In 2013, according to UNICEF data, Sierra Leone was ranked first for under 5 child mortality (185/1000). This situation is expected to deteriorate as consequence of the Ebola Outbreak where basic health services are not provided to pregnant and lactating women and children under 5. Likewise, despite the national SMART survey conducted over the summer 2014 showed an improvement in the malnutrition rates compare to the data of the 2010 SMART survey (GAM 6.9% in 2010 and 4.7% in 2014), rates are expected to worsen as indirect consequence of the Ebola outbreak. Indeed, the fear of health staff to contract Ebola while providing routine health services due to the low preparedness and safety measures in place to handle potential Ebola patients; and the fear of the communities in getting infected by attending health facilities have resulted in a decrease in the attendance to health facilities by the communities as well as a decrease in the provision of basic health services by health staff.  Furthermore, recent assessments conducted by FAO, WFP, ACF and others partners are showing a deterioration of the food security situation with a decrease in agricultural production, slowdown of the trade that are impacting on the households livelihood.




In an effort aiming at inverting this trend ACF has strengthened the support to Mothers Support Groups (MSGs) in Freetown. These groups, considered by the Ministry of Health (MoHS) as fundamental in the prevention and fight against malnutrition at community level, have demonstrated to be instrumental to change women and mothers’ behavior at community level. Along with the MoHS, ACF has reinforced the supported given to these groups providing them with key information on Ebola and facilitating the discussion around the topic – what are the symptoms, how to prevent it and what to do in case somebody is a suspected case – as well as equipping the groups with hand washing kits to improve hand-washing and prevent the potential spread of the virus. Further, as key focal points in their communities, mothers members of the MSGs are instrumental to pass messages to other mothers and caregivers on the need to attend health facilities to check on the nutritional and health status of their children. The mother leader of the MSG ACF supports in Lumley, one of the hot-spot in Freetown, reports that they “continue to encourage mothers not to avoid Health centers because even though the risk exist this is far greater when avoiding the centres as this is where medical staff can be found and can take care of ourselves and our children’s health”.  Further, she adds “We will now use our meetings to help ourselves to provide good nutritional care to our children as well as to share advice on Ebola”.
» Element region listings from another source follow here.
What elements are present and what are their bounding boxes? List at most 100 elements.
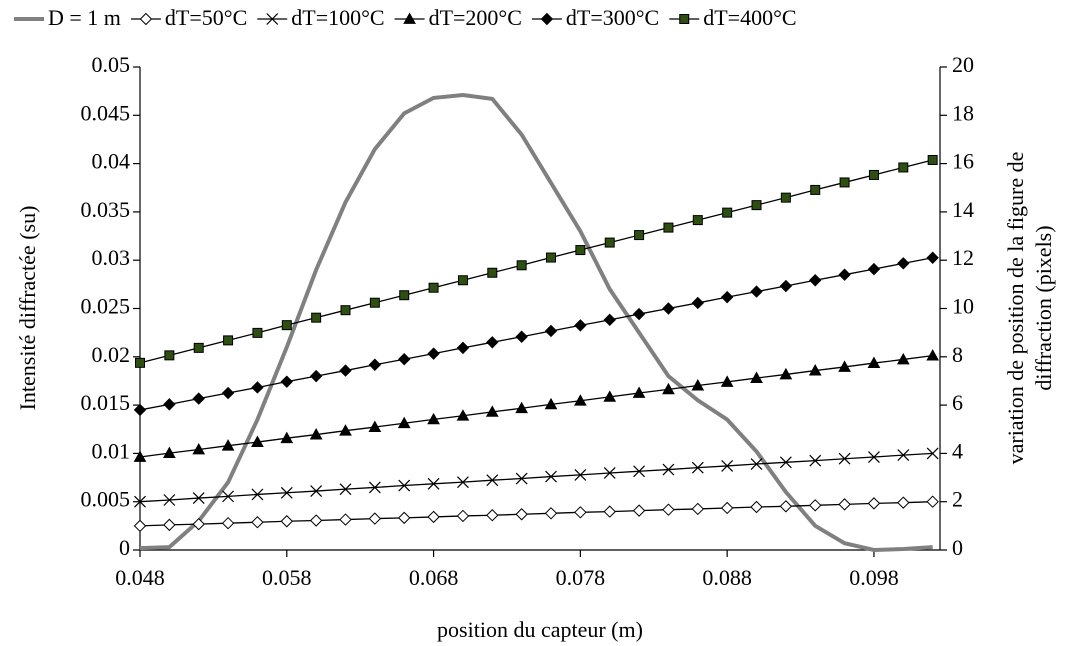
marker (340, 305, 351, 316)
marker (809, 454, 822, 467)
marker (163, 518, 176, 532)
marker (251, 381, 264, 394)
marker (133, 519, 147, 533)
marker (663, 222, 674, 233)
marker (398, 479, 411, 492)
marker (280, 515, 293, 528)
marker (868, 169, 879, 180)
marker (310, 485, 323, 497)
marker (544, 397, 558, 410)
marker (926, 349, 940, 361)
marker (750, 285, 763, 298)
marker (679, 14, 690, 24)
y2-tick-label: 8 (952, 342, 963, 367)
marker (281, 320, 292, 331)
marker (515, 508, 528, 521)
marker (867, 497, 881, 510)
marker (515, 472, 528, 485)
y2-tick-label: 4 (952, 438, 963, 463)
marker (397, 416, 411, 429)
marker (779, 367, 793, 380)
marker (368, 512, 382, 525)
marker (427, 510, 440, 524)
marker (574, 394, 587, 406)
marker (838, 268, 851, 281)
marker (280, 375, 293, 388)
legend-item: dT=50°C (130, 5, 247, 30)
y2-tick-label: 2 (952, 487, 963, 512)
marker (399, 290, 410, 301)
marker (133, 403, 147, 417)
marker (810, 184, 821, 195)
marker (368, 420, 382, 432)
series-line (139, 257, 933, 411)
marker (662, 463, 675, 476)
marker (574, 468, 587, 481)
marker (927, 154, 938, 165)
marker (339, 364, 352, 377)
marker (691, 502, 705, 516)
y2-tick-label: 12 (952, 245, 974, 270)
y-tick-label: 0.05 (92, 52, 131, 77)
y2-axis-label: diffraction (pixels) (1031, 225, 1056, 390)
marker (134, 495, 146, 508)
x-tick-label: 0.078 (556, 565, 606, 590)
marker (926, 251, 939, 264)
marker (750, 500, 763, 514)
y-tick-label: 0.005 (81, 487, 131, 512)
x-tick-label: 0.098 (849, 565, 899, 590)
marker (662, 382, 675, 395)
marker (692, 215, 703, 226)
x-tick-label: 0.068 (409, 565, 459, 590)
marker (192, 517, 205, 531)
legend-item: D = 1 m (14, 5, 121, 30)
marker (603, 390, 617, 402)
marker (280, 431, 294, 444)
marker (266, 13, 279, 25)
marker (838, 498, 851, 511)
marker (135, 357, 145, 368)
marker (456, 509, 470, 523)
marker (192, 443, 206, 455)
marker (251, 488, 264, 501)
series-line (139, 93, 933, 553)
marker (163, 446, 176, 459)
marker (808, 364, 822, 376)
marker (223, 335, 234, 346)
marker (221, 516, 235, 530)
y2-axis-label: variation de position de la figure de (1003, 152, 1028, 465)
marker (540, 12, 554, 26)
marker (720, 290, 734, 304)
legend-label: dT=200°C (429, 5, 522, 30)
marker (898, 162, 909, 173)
marker (515, 401, 529, 414)
marker (398, 511, 411, 525)
marker (897, 257, 910, 270)
marker (485, 405, 499, 417)
marker (926, 495, 939, 508)
legend-label: D = 1 m (48, 5, 121, 30)
x-tick-label: 0.048 (115, 565, 165, 590)
y-tick-label: 0.01 (92, 438, 131, 463)
marker (720, 375, 734, 387)
marker (750, 371, 763, 383)
y2-tick-label: 10 (952, 294, 974, 319)
marker (163, 398, 176, 411)
legend-item: dT=400°C (669, 5, 797, 30)
marker (691, 461, 704, 474)
marker (427, 477, 440, 490)
marker (544, 507, 558, 520)
marker (809, 499, 822, 512)
marker (546, 252, 557, 263)
marker (221, 386, 235, 400)
marker (662, 503, 675, 516)
marker (486, 336, 499, 349)
marker (487, 267, 498, 278)
marker (251, 435, 264, 447)
marker (603, 467, 616, 479)
marker (486, 474, 499, 487)
marker (809, 274, 822, 287)
marker (516, 260, 527, 271)
marker (926, 447, 939, 460)
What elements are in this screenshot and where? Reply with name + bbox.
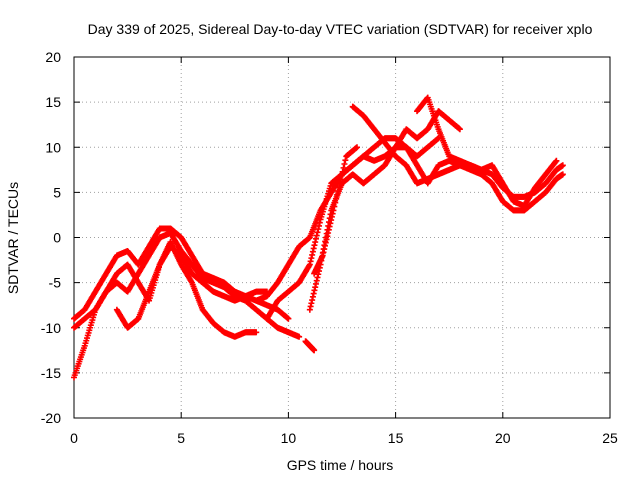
data-point — [342, 157, 349, 164]
x-tick-label: 20 — [495, 430, 511, 446]
y-tick-label: 15 — [45, 94, 61, 110]
data-point — [331, 203, 338, 210]
y-tick-label: -10 — [41, 320, 61, 336]
data-point — [333, 195, 340, 202]
x-tick-labels: 0 5 10 15 20 25 — [70, 430, 618, 446]
y-tick-labels: -20 -15 -10 -5 0 5 10 15 20 — [41, 49, 61, 426]
data-point — [285, 315, 292, 322]
series-track — [414, 94, 560, 209]
x-axis-label: GPS time / hours — [287, 457, 394, 473]
y-tick-label: -5 — [49, 275, 62, 291]
x-tick-label: 15 — [388, 430, 404, 446]
chart-title: Day 339 of 2025, Sidereal Day-to-day VTE… — [88, 21, 593, 37]
data-point — [253, 329, 260, 336]
data-point — [335, 188, 342, 195]
data-point — [339, 168, 346, 175]
y-tick-label: 20 — [45, 49, 61, 65]
data-point — [341, 161, 348, 168]
data-point — [338, 172, 345, 179]
series-track — [302, 338, 318, 354]
data-point — [559, 162, 566, 169]
y-axis-label: SDTVAR / TECUs — [5, 182, 21, 294]
data-point — [296, 333, 303, 340]
data-point — [456, 126, 463, 133]
grid-lines — [74, 57, 610, 418]
data-point — [335, 184, 342, 191]
data-point — [354, 144, 361, 151]
x-tick-label: 5 — [177, 430, 185, 446]
y-tick-label: -20 — [41, 410, 61, 426]
data-points — [71, 94, 566, 381]
data-point — [559, 171, 566, 178]
y-tick-label: 10 — [45, 139, 61, 155]
x-tick-label: 10 — [281, 430, 297, 446]
y-tick-label: -15 — [41, 365, 61, 381]
y-tick-label: 0 — [53, 230, 61, 246]
data-point — [336, 180, 343, 187]
x-tick-label: 25 — [602, 430, 618, 446]
series-track — [113, 243, 270, 331]
y-tick-label: 5 — [53, 184, 61, 200]
data-point — [330, 207, 337, 214]
data-point — [337, 176, 344, 183]
data-point — [340, 164, 347, 171]
data-point — [553, 157, 560, 164]
series-track — [71, 225, 292, 322]
data-point — [334, 191, 341, 198]
plot-frame — [73, 56, 611, 419]
data-point — [332, 199, 339, 206]
x-tick-label: 0 — [70, 430, 78, 446]
series-track — [311, 144, 361, 277]
data-point — [311, 347, 318, 354]
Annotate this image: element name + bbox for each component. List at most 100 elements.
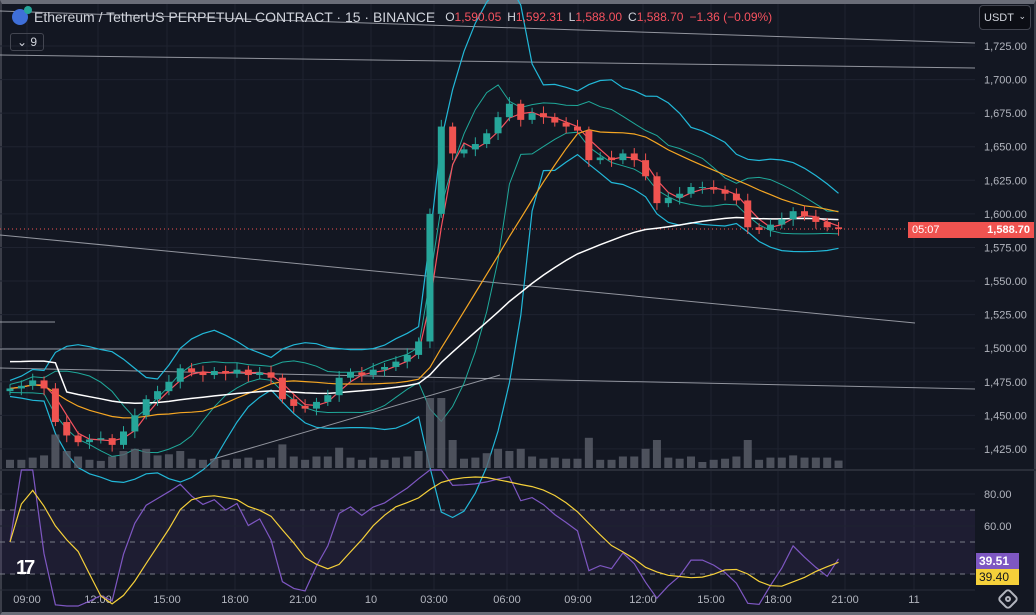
candle-body [369,369,377,376]
volume-bar [777,457,786,468]
candle-body [6,388,14,392]
candle-body [131,415,139,432]
candle-body [392,361,400,367]
rsi-value-tag: 39.51 [976,553,1019,569]
volume-bar [130,448,139,468]
candle-body [505,103,513,118]
volume-bar [562,458,571,468]
x-tick-label: 12:00 [629,594,657,606]
currency-select[interactable]: USDT ⌄ [979,5,1031,30]
candle-body [801,211,808,217]
bollinger-upper [9,0,839,381]
candle-body [471,144,479,150]
volume-bar [289,456,298,468]
volume-bar [346,457,355,468]
candle-body [381,366,389,370]
candle-body [721,189,729,194]
volume-bar [198,459,207,468]
candle-body [608,157,616,161]
bollinger-lower [9,153,839,519]
volume-bar [630,456,639,468]
volume-bar [164,454,173,468]
candle-body [301,405,309,409]
volume-bar [40,455,49,468]
indicator-count: 9 [30,35,38,49]
ma-mid-line [9,129,839,419]
volume-bar [675,458,684,468]
volume-bar [278,444,287,468]
volume-bar [301,459,310,468]
volume-bar [482,453,491,468]
bar-countdown: 05:07 [912,224,940,236]
volume-bar [425,398,434,468]
volume-bar [698,462,707,468]
candle-body [176,368,184,382]
y-tick-label: 1,625.00 [984,175,1027,187]
candle-body [74,435,82,443]
candle-body [585,130,593,161]
candle-body [755,227,763,230]
volume-bar [17,459,26,468]
volume-bar [414,451,423,468]
volume-bar [539,458,548,468]
volume-bar [357,459,366,468]
candle-body [142,399,150,416]
currency-label: USDT [984,12,1014,24]
volume-bar [244,457,253,468]
candle-body [267,372,275,378]
tradingview-logo: 17 [16,557,35,579]
ma-fast-line [9,111,839,442]
y-tick-label: 1,525.00 [984,310,1027,322]
volume-bar [528,456,537,468]
volume-bar [74,456,83,468]
x-tick-label: 09:00 [564,594,592,606]
indicators-toggle-button[interactable]: ⌄ 9 [10,33,45,51]
price-change: −1.36 (−0.09%) [689,10,773,24]
volume-bar [62,451,71,468]
volume-bar [494,448,503,468]
candle-body [630,153,638,161]
symbol-title[interactable]: Ethereum / TetherUS PERPETUAL CONTRACT ·… [34,9,436,25]
y-tick-label: 1,500.00 [984,343,1027,355]
volume-bar [221,459,230,468]
candle-body [256,372,264,376]
chevron-down-icon: ⌄ [17,35,31,49]
volume-bar [448,440,457,468]
candle-body [835,227,843,230]
candle-body [199,372,207,376]
candle-body [766,224,774,230]
y-tick-label: 1,700.00 [984,75,1027,87]
volume-bar [732,456,741,468]
volume-bar [51,434,60,468]
x-tick-label: 15:00 [153,594,181,606]
y-tick-label: 1,725.00 [984,41,1027,53]
volume-bar [187,458,196,468]
y-tick-label: 1,675.00 [984,108,1027,120]
candle-body [687,187,695,194]
candle-body [494,117,502,134]
x-tick-label: 11 [908,594,919,606]
ohlc-l: L1,588.00 [568,10,623,24]
candle-body [63,422,71,436]
trend-line [0,54,976,69]
ohlc-o: O1,590.05 [445,10,502,24]
candle-body [312,401,320,409]
volume-bar [403,456,412,468]
ohlc-c: C1,588.70 [628,10,684,24]
volume-bar [789,455,798,468]
x-tick-label: 12:00 [84,594,112,606]
candle-body [358,372,366,376]
candle-body [335,377,343,396]
volume-bar [800,457,809,468]
volume-bar [437,398,446,468]
x-tick-label: 21:00 [831,594,859,606]
volume-bar [664,457,673,468]
volume-bar [618,456,627,468]
volume-bar [516,448,525,468]
trend-line [0,10,976,44]
volume-bar [573,458,582,468]
candle-body [233,369,241,374]
volume-bar [550,457,559,468]
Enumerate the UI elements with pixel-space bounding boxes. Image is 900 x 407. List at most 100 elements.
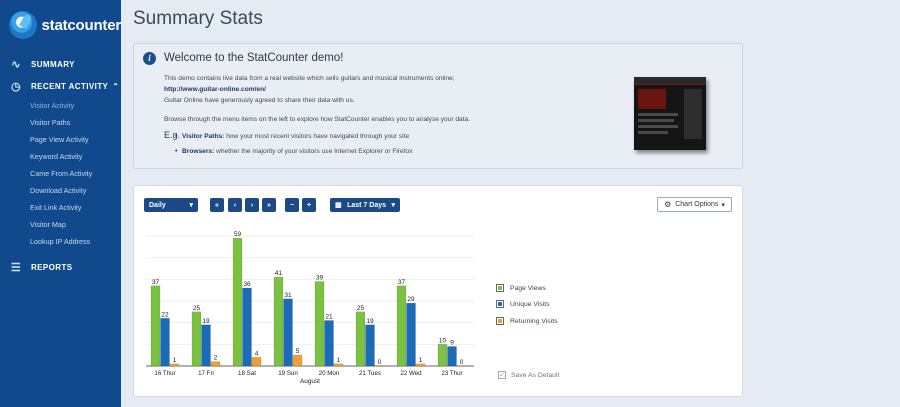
period-select[interactable]: Daily ▾ [144, 198, 198, 212]
x-tick-label: 19 Sun [278, 370, 298, 377]
bar-page-views [273, 276, 284, 367]
data-label: 1 [173, 357, 177, 364]
sidebar-item-keyword-activity[interactable]: Keyword Activity [30, 152, 83, 161]
chart-options-button[interactable]: ⚙ Chart Options ▾ [657, 197, 732, 212]
first-button[interactable]: « [210, 198, 224, 212]
bar-page-views [314, 281, 325, 367]
legend-returning-visits[interactable]: Returning Visits [496, 317, 557, 325]
data-label: 2 [214, 355, 218, 362]
logo[interactable]: statcounter [0, 0, 121, 50]
bullet-browsers-link[interactable]: Browsers: [182, 148, 215, 155]
data-label: 1 [419, 357, 423, 364]
sidebar-item-visitor-paths[interactable]: Visitor Paths [30, 118, 71, 127]
data-label: 22 [161, 311, 169, 318]
chart-options-label: Chart Options [675, 201, 719, 208]
data-label: 31 [284, 292, 292, 299]
sidebar-item-exit-link-activity[interactable]: Exit Link Activity [30, 203, 82, 212]
bar-returning-visits [374, 365, 385, 367]
data-label: 0 [378, 359, 382, 366]
period-select-value: Daily [149, 201, 166, 209]
nav-reports-label: REPORTS [31, 262, 73, 272]
date-range-value: Last 7 Days [347, 201, 387, 209]
next-button[interactable]: › [245, 198, 259, 212]
last-button[interactable]: » [262, 198, 276, 212]
chart-panel: Daily ▾ « ‹ › » − + ▦ Last 7 Days ▾ ⚙ Ch… [133, 185, 743, 397]
chevron-down-icon: ▾ [189, 202, 193, 209]
save-default-checkbox[interactable]: ✓ [498, 371, 506, 379]
bar-returning-visits [456, 365, 467, 367]
welcome-line-1: This demo contains live data from a real… [164, 75, 455, 82]
bar-unique-visits [160, 318, 170, 367]
sidebar-item-visitor-map[interactable]: Visitor Map [30, 220, 66, 229]
guitar-online-link[interactable]: http://www.guitar-online.com/en/ [164, 86, 266, 93]
sidebar-item-came-from-activity[interactable]: Came From Activity [30, 169, 93, 178]
bullet-browsers-text: whether the majority of your visitors us… [214, 148, 413, 155]
bar-unique-visits [283, 298, 293, 367]
logo-text: statcounter [41, 16, 122, 34]
zoom-in-button[interactable]: + [302, 198, 316, 212]
bar-page-views [191, 311, 202, 367]
zoom-out-button[interactable]: − [285, 198, 299, 212]
legend-swatch-returning-visits [496, 317, 504, 325]
data-label: 37 [398, 279, 406, 286]
chevron-down-icon: ▾ [391, 202, 395, 209]
data-label: 19 [202, 318, 210, 325]
x-tick-label: 21 Tues [359, 370, 381, 377]
data-label: 59 [234, 231, 242, 238]
bar-page-views [355, 311, 366, 367]
date-range-select[interactable]: ▦ Last 7 Days ▾ [330, 198, 400, 212]
x-tick-label: 17 Fri [198, 370, 214, 377]
data-label: 25 [193, 305, 201, 312]
bar-returning-visits [292, 354, 303, 367]
nav-summary[interactable]: ∿ SUMMARY [0, 53, 121, 75]
bar-unique-visits [365, 324, 375, 367]
bar-unique-visits [447, 346, 457, 367]
save-as-default[interactable]: ✓ Save As Default [498, 371, 559, 379]
nav-reports[interactable]: ☰ REPORTS [0, 256, 121, 278]
x-tick-label: 22 Wed [400, 370, 422, 377]
save-default-label: Save As Default [511, 371, 560, 379]
bar-page-views [437, 344, 448, 367]
welcome-line-2: Guitar Online have generously agreed to … [164, 97, 355, 104]
legend-label-returning-visits: Returning Visits [510, 317, 558, 325]
bar-returning-visits [415, 363, 426, 367]
data-label: 37 [152, 279, 160, 286]
data-label: 39 [316, 275, 324, 282]
x-tick-label: 20 Mon [319, 370, 340, 377]
legend-page-views[interactable]: Page Views [496, 284, 546, 292]
legend-swatch-fill [498, 319, 502, 323]
legend-unique-visits[interactable]: Unique Visits [496, 300, 550, 308]
data-label: 1 [337, 357, 341, 364]
bar-returning-visits [251, 357, 262, 367]
prev-button[interactable]: ‹ [228, 198, 242, 212]
sidebar-item-visitor-activity[interactable]: Visitor Activity [30, 101, 75, 110]
sidebar: statcounter ∿ SUMMARY ◷ RECENT ACTIVITY … [0, 0, 121, 407]
data-label: 19 [366, 318, 374, 325]
bar-page-views [396, 285, 407, 367]
activity-line-icon: ∿ [11, 58, 21, 71]
sidebar-item-page-view-activity[interactable]: Page View Activity [30, 135, 89, 144]
nav-recent-activity[interactable]: ◷ RECENT ACTIVITY ⌃ [0, 75, 121, 97]
welcome-line-3: Browse through the menu items on the lef… [164, 116, 471, 123]
nav-summary-label: SUMMARY [31, 59, 75, 69]
bar-unique-visits [201, 324, 211, 367]
legend-swatch-unique-visits [496, 300, 504, 308]
data-label: 29 [407, 296, 415, 303]
bullet-visitor-paths-link[interactable]: Visitor Paths: [182, 133, 225, 140]
bar-page-views [232, 237, 243, 367]
bar-unique-visits [242, 287, 252, 367]
sidebar-item-download-activity[interactable]: Download Activity [30, 186, 87, 195]
clock-icon: ◷ [11, 80, 21, 93]
gear-icon: ⚙ [664, 200, 672, 209]
data-label: 36 [243, 281, 251, 288]
bullet-browsers: Browsers: whether the majority of your v… [175, 148, 413, 155]
eg-label: E.g. [164, 130, 181, 140]
nav-recent-activity-label: RECENT ACTIVITY [31, 81, 109, 91]
bar-page-views [150, 285, 161, 367]
sidebar-item-lookup-ip[interactable]: Lookup IP Address [30, 237, 91, 246]
data-label: 0 [460, 359, 464, 366]
data-label: 25 [357, 305, 365, 312]
legend-swatch-fill [498, 302, 502, 306]
legend-label-unique-visits: Unique Visits [510, 300, 550, 308]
With regards to the health staff, ACF is about to start training for the health staff in 100 Peripheral Health Units in Moyamba District on the “infection, prevention, control” measures in order to strengthen the capacities of the health workers to provide communities with basic health services by ensuring they have the capacities to protect themselves from potential infections, and identify and refer potential Ebola patients to the adequate facilities.